In a motion interlocutory to the plaintiffs’ leave motion, the proposed defendants sought access to certain documents and information which would help them investigate the plaintiffs’ argument regarding the date when they discovered or ought to have discovered the potential claim. The plaintiffs countered that this documentation was either irrelevant or protected by litigation privilege.

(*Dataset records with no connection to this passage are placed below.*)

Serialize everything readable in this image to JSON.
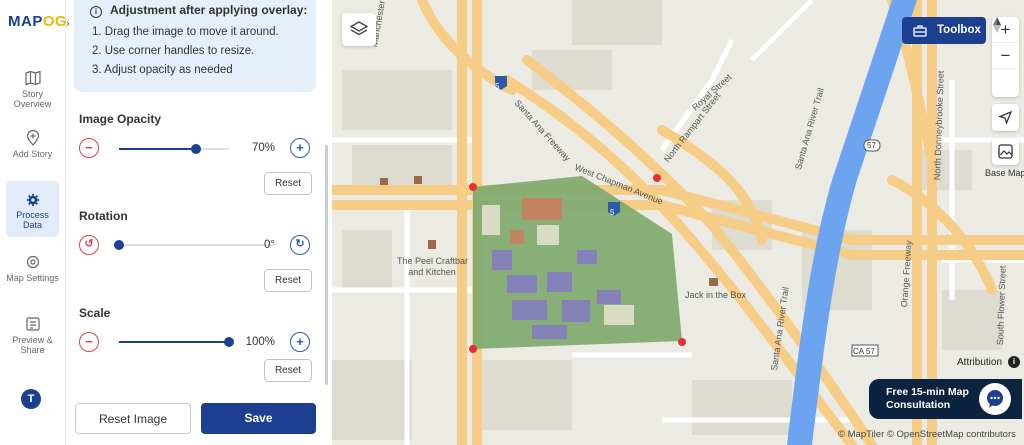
{
  "app": {
    "logo_main": "MAP",
    "logo_accent": "OG"
  },
  "rail": {
    "items": [
      {
        "label": "Story Overview",
        "icon": "map-icon"
      },
      {
        "label": "Add Story",
        "icon": "add-location-icon"
      },
      {
        "label": "Process Data",
        "icon": "gear-icon",
        "active": true
      },
      {
        "label": "Map Settings",
        "icon": "settings-icon"
      },
      {
        "label": "Preview & Share",
        "icon": "share-icon"
      }
    ],
    "avatar_initial": "T",
    "collapse_glyph": "›"
  },
  "info": {
    "title": "Adjustment after applying overlay:",
    "steps": [
      "1. Drag the image to move it around.",
      "2. Use corner handles to resize.",
      "3. Adjust opacity as needed"
    ]
  },
  "controls": {
    "opacity": {
      "title": "Image Opacity",
      "value_text": "70%",
      "fraction": 0.7,
      "reset": "Reset"
    },
    "rotation": {
      "title": "Rotation",
      "value_text": "0°",
      "fraction": 0.0,
      "reset": "Reset"
    },
    "scale": {
      "title": "Scale",
      "value_text": "100%",
      "fraction": 1.0,
      "reset": "Reset"
    },
    "minus_glyph": "−",
    "plus_glyph": "+"
  },
  "actions": {
    "reset_image": "Reset Image",
    "save": "Save"
  },
  "map": {
    "toolbox": "Toolbox",
    "zoom_in": "+",
    "zoom_out": "−",
    "base_map": "Base Map",
    "labels": {
      "santa_ana_freeway": "Santa Ana Freeway",
      "west_chapman": "West Chapman Avenue",
      "royal_street": "Royal Street",
      "north_rampart": "North Rampart Street",
      "santa_ana_river_trail": "Santa Ana River Trail",
      "santa_ana_river_trail_2": "Santa Ana River Trail",
      "north_donnybrooke": "North Donneybrooke Street",
      "orange_freeway": "Orange Freeway",
      "south_flower": "South Flower Street",
      "manchester": "Manchester Avenue",
      "peel_craftbar_line1": "The Peel Craftbar",
      "peel_craftbar_line2": "and Kitchen",
      "jack_in_the_box": "Jack in the Box",
      "shield_5a": "5",
      "shield_5b": "5",
      "shield_57": "57",
      "ca57": "CA 57"
    },
    "attribution": "Attribution",
    "copyright": "© MapTiler © OpenStreetMap contributors",
    "consult_line1": "Free 15-min Map",
    "consult_line2": "Consultation",
    "colors": {
      "accent": "#1d3f8f",
      "danger": "#d9434b",
      "river": "#6da4ef",
      "freeway": "#f6cd87"
    }
  }
}
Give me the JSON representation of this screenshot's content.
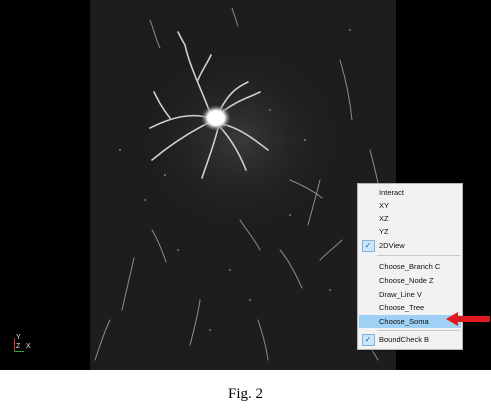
{
  "menu": {
    "items": [
      {
        "label": "Interact",
        "checked": false
      },
      {
        "label": "XY",
        "checked": false
      },
      {
        "label": "XZ",
        "checked": false
      },
      {
        "label": "YZ",
        "checked": false
      },
      {
        "label": "2DView",
        "checked": true
      },
      {
        "label": "Choose_Branch   C",
        "checked": false
      },
      {
        "label": "Choose_Node   Z",
        "checked": false
      },
      {
        "label": "Draw_Line   V",
        "checked": false
      },
      {
        "label": "Choose_Tree",
        "checked": false
      },
      {
        "label": "Choose_Soma",
        "checked": false,
        "highlighted": true
      },
      {
        "label": "BoundCheck   B",
        "checked": true
      }
    ],
    "check_glyph": "✓"
  },
  "axis": {
    "y": "Y",
    "z": "Z",
    "x": "X"
  },
  "caption": "Fig. 2",
  "colors": {
    "highlight": "#9fd0f5",
    "arrow": "#e0191e",
    "menu_bg": "#f2f2f2"
  },
  "icons": {
    "check": "checkmark-icon",
    "pointer": "red-arrow-icon"
  }
}
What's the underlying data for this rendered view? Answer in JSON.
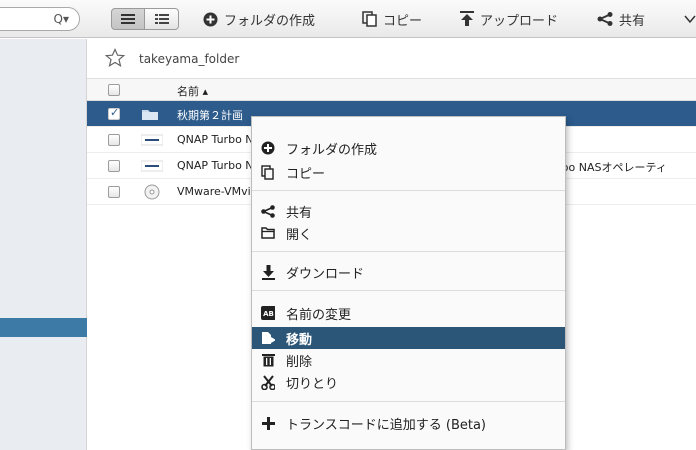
{
  "toolbar": {
    "search_icon": "search-icon",
    "create_folder": "フォルダの作成",
    "copy": "コピー",
    "upload": "アップロード",
    "share": "共有"
  },
  "breadcrumb": {
    "folder": "takeyama_folder"
  },
  "table": {
    "header_name": "名前 ▴",
    "rows": [
      {
        "name": "秋期第２計画",
        "extra": "",
        "checked": true,
        "icon": "folder-icon"
      },
      {
        "name": "QNAP Turbo N",
        "extra": "",
        "checked": false,
        "icon": "qnap-file-icon"
      },
      {
        "name": "QNAP Turbo N",
        "extra": "Turbo NASオペレーティ",
        "checked": false,
        "icon": "qnap-file-icon"
      },
      {
        "name": "VMware-VMvi",
        "extra": "",
        "checked": false,
        "icon": "disc-icon"
      }
    ]
  },
  "context_menu": {
    "create_folder": "フォルダの作成",
    "copy": "コピー",
    "share": "共有",
    "open": "開く",
    "download": "ダウンロード",
    "rename": "名前の変更",
    "move": "移動",
    "delete": "削除",
    "cut": "切りとり",
    "transcode": "トランスコードに追加する (Beta)"
  },
  "colors": {
    "selected_row": "#2c5b8c",
    "highlight": "#2b5677",
    "sidebar_sel": "#3d7aa6"
  }
}
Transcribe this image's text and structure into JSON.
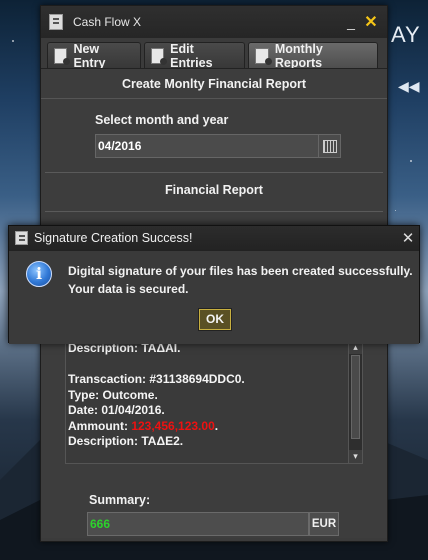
{
  "background": {
    "brand_text": "AY"
  },
  "window": {
    "title": "Cash Flow X",
    "minimize_glyph": "_",
    "close_glyph": "✕",
    "tabs": [
      {
        "label": "New Entry",
        "icon": "document-add-icon"
      },
      {
        "label": "Edit Entries",
        "icon": "document-edit-icon"
      },
      {
        "label": "Monthly Reports",
        "icon": "document-search-icon",
        "active": true
      }
    ]
  },
  "report_form": {
    "heading": "Create Monlty Financial Report",
    "month_label": "Select month and year",
    "month_value": "04/2016",
    "report_heading": "Financial Report"
  },
  "report": {
    "line_description_1": "Description: ΤΑΔΑΙ.",
    "line_transaction": "Transcaction: #31138694DDC0.",
    "line_type": "Type: Outcome.",
    "line_date": "Date: 01/04/2016.",
    "amount_label": "Ammount: ",
    "amount_value": "123,456,123.00",
    "amount_suffix": ".",
    "line_description_2": "Description: ΤΑΔΕ2."
  },
  "summary": {
    "label": "Summary:",
    "value": "666",
    "currency": "EUR"
  },
  "dialog": {
    "title": "Signature Creation Success!",
    "close_glyph": "✕",
    "message_line1": "Digital signature of your files has been created successfully.",
    "message_line2": "Your data is secured.",
    "ok_label": "OK"
  },
  "colors": {
    "amount_red": "#ee1111",
    "summary_green": "#2cd32c",
    "close_yellow": "#f5c518"
  }
}
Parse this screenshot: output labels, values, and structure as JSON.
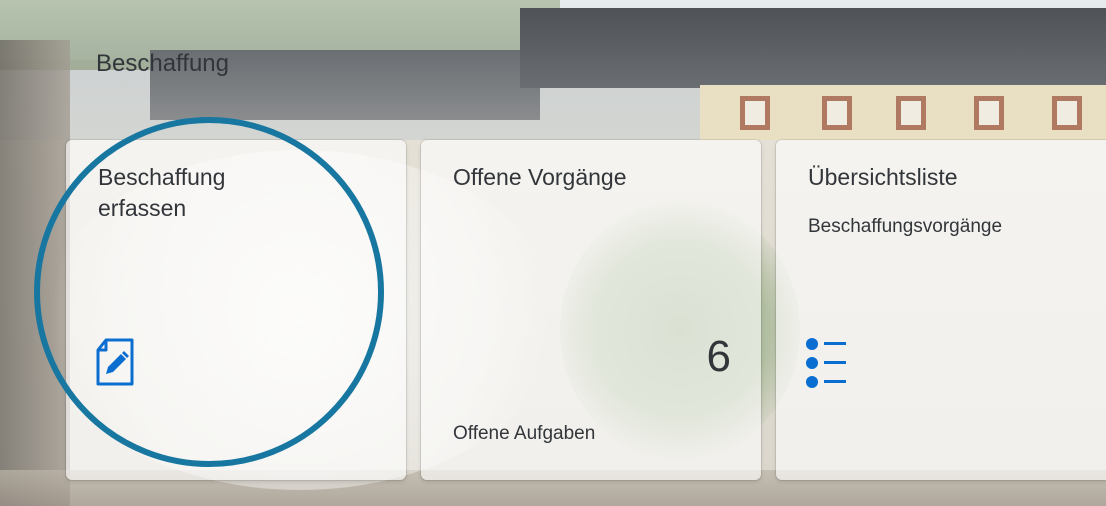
{
  "group": {
    "title": "Beschaffung"
  },
  "tiles": [
    {
      "title": "Beschaffung\nerfassen",
      "icon": "edit-document-icon"
    },
    {
      "title": "Offene Vorgänge",
      "kpi": "6",
      "footer": "Offene Aufgaben"
    },
    {
      "title": "Übersichtsliste",
      "subtitle": "Beschaffungsvorgänge",
      "icon": "bulleted-list-icon"
    }
  ],
  "colors": {
    "text": "#32363a",
    "icon": "#0a6ed1",
    "highlight_ring": "#1877a0",
    "tile_background": "rgba(255,255,255,0.62)"
  }
}
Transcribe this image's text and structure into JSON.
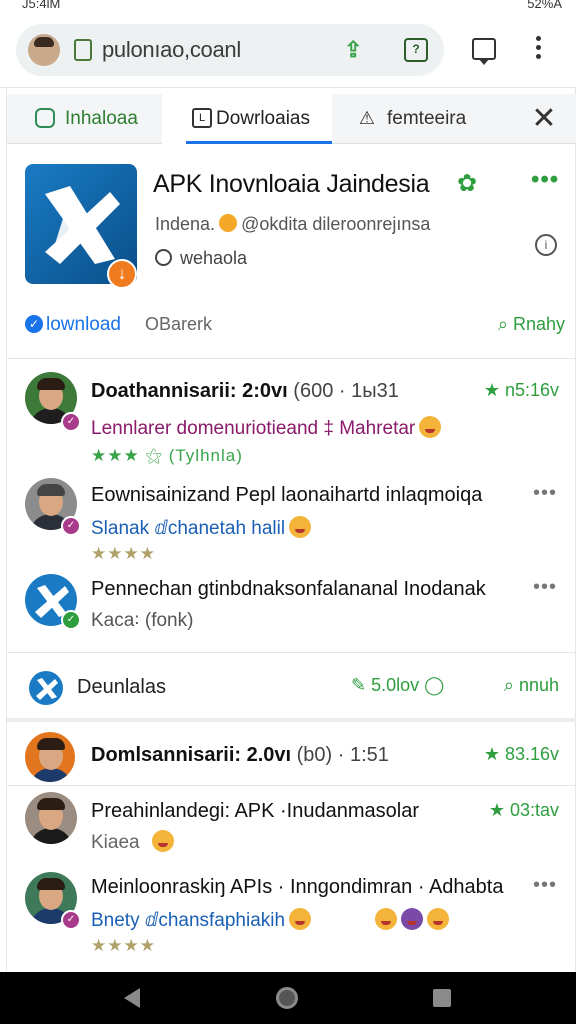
{
  "status": {
    "time": "J5:4lM",
    "right": "52%A"
  },
  "browser": {
    "url": "pulonıao,coanl"
  },
  "tabs": [
    {
      "label": "Inhaloaa"
    },
    {
      "label": "Dowrloaias"
    },
    {
      "label": "femteeira"
    }
  ],
  "app": {
    "title": "APK Inovnloaia Jaindesia",
    "subtitle_pre": "Indena.",
    "subtitle_post": "@okdita dileroonrejınsa",
    "subtitle2": "wehaola",
    "download_label": "lownload",
    "bar_label": "OBarerk",
    "rank_label": "Rnahy"
  },
  "feed": [
    {
      "title": "Doathannisarii: 2:0vı",
      "meta": "(600 · 1ы31",
      "time": "★ n5:16v",
      "sub": "Lennlarer domenuriotieand ‡ Mahretar",
      "stars": "★★★ ⚝ (Tylhnla)"
    },
    {
      "title": "Eownisainizand Pepl laonaihartd inlaqmoiqa",
      "sub": "Slanak ⅆchanetah halil",
      "stars": "★★★★"
    },
    {
      "title": "Pennechan gtinbdnaksonfalananal Inodanak",
      "sub": "Kaca꞉ (fonk)"
    }
  ],
  "downloads_bar": {
    "label": "Deunlalas",
    "stat": "5.0lov",
    "rank": "nnuh"
  },
  "feed2": [
    {
      "title": "Domlsannisarii: 2.0vı",
      "meta": "(b0) · 1:51",
      "time": "★ 83.16v"
    },
    {
      "title": "Preahinlandegi: APK ·Inudanmasolar",
      "sub": "Kiaea",
      "time": "★ 03:tav"
    },
    {
      "title": "Meinloonraskiŋ APIs · Inngondimran · Adhabta",
      "sub": "Bnety ⅆchansfaphiakih",
      "stars": "★★★★"
    }
  ],
  "colors": {
    "accent": "#1a73e8",
    "green": "#2e9e3e",
    "orange": "#ef7b1e"
  }
}
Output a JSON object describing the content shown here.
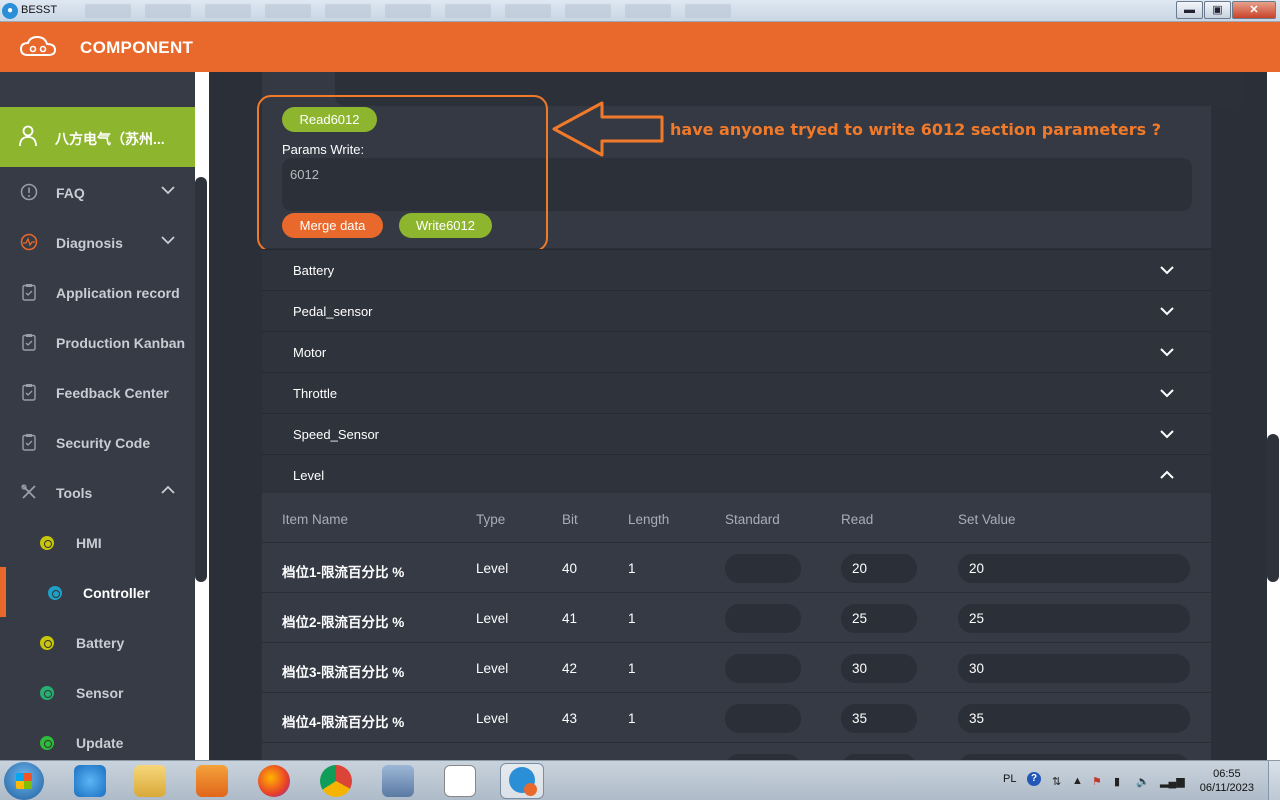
{
  "window": {
    "title": "BESST",
    "min": "▬",
    "max": "▣",
    "close": "✕"
  },
  "header": {
    "title": "COMPONENT"
  },
  "sidebar": {
    "user": "八方电气（苏州...",
    "items": [
      {
        "label": "FAQ",
        "icon": "info-icon"
      },
      {
        "label": "Diagnosis",
        "icon": "pulse-icon"
      },
      {
        "label": "Application record",
        "icon": "clipboard-icon"
      },
      {
        "label": "Production Kanban",
        "icon": "clipboard-icon"
      },
      {
        "label": "Feedback Center",
        "icon": "clipboard-icon"
      },
      {
        "label": "Security Code",
        "icon": "clipboard-icon"
      },
      {
        "label": "Tools",
        "icon": "tools-icon"
      }
    ],
    "sub": [
      {
        "label": "HMI",
        "color": "#c8c60a"
      },
      {
        "label": "Controller",
        "color": "#1e9fc8"
      },
      {
        "label": "Battery",
        "color": "#c8c60a"
      },
      {
        "label": "Sensor",
        "color": "#27ae73"
      },
      {
        "label": "Update",
        "color": "#2dbb3a"
      }
    ]
  },
  "params": {
    "read_value_partial": "6012",
    "read_button": "Read6012",
    "write_label": "Params Write:",
    "write_value": "6012",
    "merge_button": "Merge data",
    "write_button": "Write6012"
  },
  "annotation": {
    "text": "have anyone tryed to write 6012 section parameters ?"
  },
  "sections": [
    "Battery",
    "Pedal_sensor",
    "Motor",
    "Throttle",
    "Speed_Sensor",
    "Level"
  ],
  "table": {
    "headers": [
      "Item Name",
      "Type",
      "Bit",
      "Length",
      "Standard",
      "Read",
      "Set Value"
    ],
    "rows": [
      {
        "name": "档位1-限流百分比 %",
        "type": "Level",
        "bit": "40",
        "length": "1",
        "standard": "",
        "read": "20",
        "set": "20"
      },
      {
        "name": "档位2-限流百分比 %",
        "type": "Level",
        "bit": "41",
        "length": "1",
        "standard": "",
        "read": "25",
        "set": "25"
      },
      {
        "name": "档位3-限流百分比 %",
        "type": "Level",
        "bit": "42",
        "length": "1",
        "standard": "",
        "read": "30",
        "set": "30"
      },
      {
        "name": "档位4-限流百分比 %",
        "type": "Level",
        "bit": "43",
        "length": "1",
        "standard": "",
        "read": "35",
        "set": "35"
      }
    ]
  },
  "taskbar": {
    "lang": "PL",
    "help": "?",
    "time": "06:55",
    "date": "06/11/2023"
  },
  "colors": {
    "accent": "#e8692b",
    "green": "#8db62e",
    "sidebar": "#363b45",
    "main": "#2b2f38"
  }
}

The Superior Court of Justice of Ontario ruled that the plaintiff did not need to disclose most of the documents requested by the proposed defendants because they were not relevant to the live issues on the plaintiffs’ leave motion.
These issues revolved around specific factual findings that the judge in charge of the leave motion would consider. The facts included the date of the act or omission giving rise to the claim, the date when the plaintiffs had subjective knowledge of the claim and the date when the plaintiffs objectively ought to have acquired knowledge of the claim.
The court determined that the following information was irrelevant and need not be disclosed: the fee arrangements between the plaintiffs and their counsel’s firm, the communications relating only to the care furnished to the patient in 2013, preliminary reports received in July 2015 and in October 2018 and notes taken by the plaintiffs’ counsel regarding phone consultations with a neuroradiologist in May 2014 and with a neurosurgeon in October 2017, as well as notes from other phone consultations.
However, the court directed the plaintiffs to disclose some information to the proposed defendants, considering that the plaintiffs had impliedly waived litigation privilege over certain relevant and material documents in whole or in part. The documents included the names and contact information of the neuro-consultants from whom the plaintiffs’ counsel sought advice and the counsel’s notes during her phone calls with the consulting neurosurgeon in April 2018 and with the consulting neuroradiologist in June 2018.
“In my view, the plaintiffs cannot, in fairness, take the position that they did not and could not have discovered their claim against the proposed defendants until they received definitive opinions from their Neuro-consultants, then shield those consultants from any challenge or even inquiry by the opposing parties,” wrote Justice Cary Boswell for the Superior Court.